The credit crisis surrounding troubled Chinese real estate developer Kaisa Group is expected to be resolved soon, as Sunac China is said to have reached a deal to acquire the company.
According to a report in Chinese business news site Caixin, Sunac, which last year failed to acquire Greentown Holdings, has reached an agreement with both Kaisa and the Shenzhen government to acquire a 49.3 percent stake in the developer.
The family of former Kaisa chairman Kwok Ying-shing still holds a 49.3 percent stake in the company, but has been locked in a political battle with the Shenzhen government since an official there with ties to Kaisa’s was ousted for corruption last year.
Kaisa needs to raise cash by February 9th to meet its obligations on a $500 million bond payment to avoid becoming the first Chinese real estate company to default on its overseas bonds.
Deal Could Resolve Political Crisis That Moved a Market
Caixin based its report on information from an unnamed senior officer from Sunac, who was said to indicate the deal had been approved by both Kaisa and the Shenzhen authorities.
If the market report is confirmed, the acquisition could also help Sunac to gain a major share of the Shenzhen residential market and enhance the company’s competitiveness in China’s increasingly risky real estate sector. Trading in shares of Sunac was halted on the Hong Kong stock exchange on Friday pending an announcement from the company.
While the deal could pave the way for a resolution of a credit crisis that has rocked China’s real estate industry since early December, Sunac also has made some overly optimistic statements regarding its deals in the past.
In late December, Sunac announced that it would be buying out Greentown’s shares of two joint ventures invested by the developers. However, Greentown later disputed Sunac’s claim, and the would-be acquisitions have not progressed since that time.
On Friday, a second local website, Yicai.com, reported that Shenzhen Overseas Chinese Town is likely to acquire some of Kaisa’s projects in Shenzhen.
Sunac Bidding to Gain Kaisa’s Bank of Sites
In seeking to buy out Kaisa, Sunac is pursuing a valuable prize, even in China’s current market slump. Both Shenzhen Chinese Overseas Town and China Vanke have been said to be interested in acquiring the Shenzhen-based developer, which still controls a land bank estimated by Citigroup to be worth RMB 63.5 billion ($10.16 billion).
That land bank, as well as a number of projects in progress, has been in limbo since Shenzhen authorities first froze sales at four of Kaisa’s projects in December, and the company subsequently defaulted on a number of debt obligations in January.

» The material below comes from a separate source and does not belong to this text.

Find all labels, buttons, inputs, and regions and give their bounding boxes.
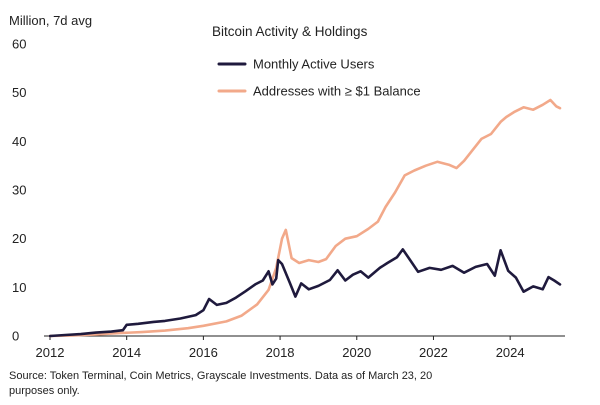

By acquiring Kaisa’s assets, Sunac, or another developer could gain significant advantages of scale in China’s increasingly competitive real estate sector.
Agreement Said to Be Signed
Local media reports indicate that Sunac has already signed an agreement with the Kwok family to purchase their shares, and now the two sides are simply waiting for approval from the Shenzhen government to announce that deal.
That approval is key to any acquisition succeeding, as the government’t good blessings will be necessary to unlock sales at Kaisa’s four frozen projects (which include a 973,000 square metre mixed-use development).
The Shenzhen authorities have had little to say regarding the reasons for freezing Kaisa’s projects, but it has become clear to observers that the government believes at least some of the Kaisa’s sites were acquired through its relationship with former official Jiang Zunyu, who was deposed for corruption last year.
As the sales lockdown has dragged on, it’s apparent that the government wants the Kwok family out of Kaisa, although it also has not filed charges against officers of the developer, or against the company itself.
Besides gaining approval from the Shenzhen authorities, any new owners of Kaisa will need to work out deals with the company’s creditors, many of whom have gone to the courts to freeze the developer’s assets.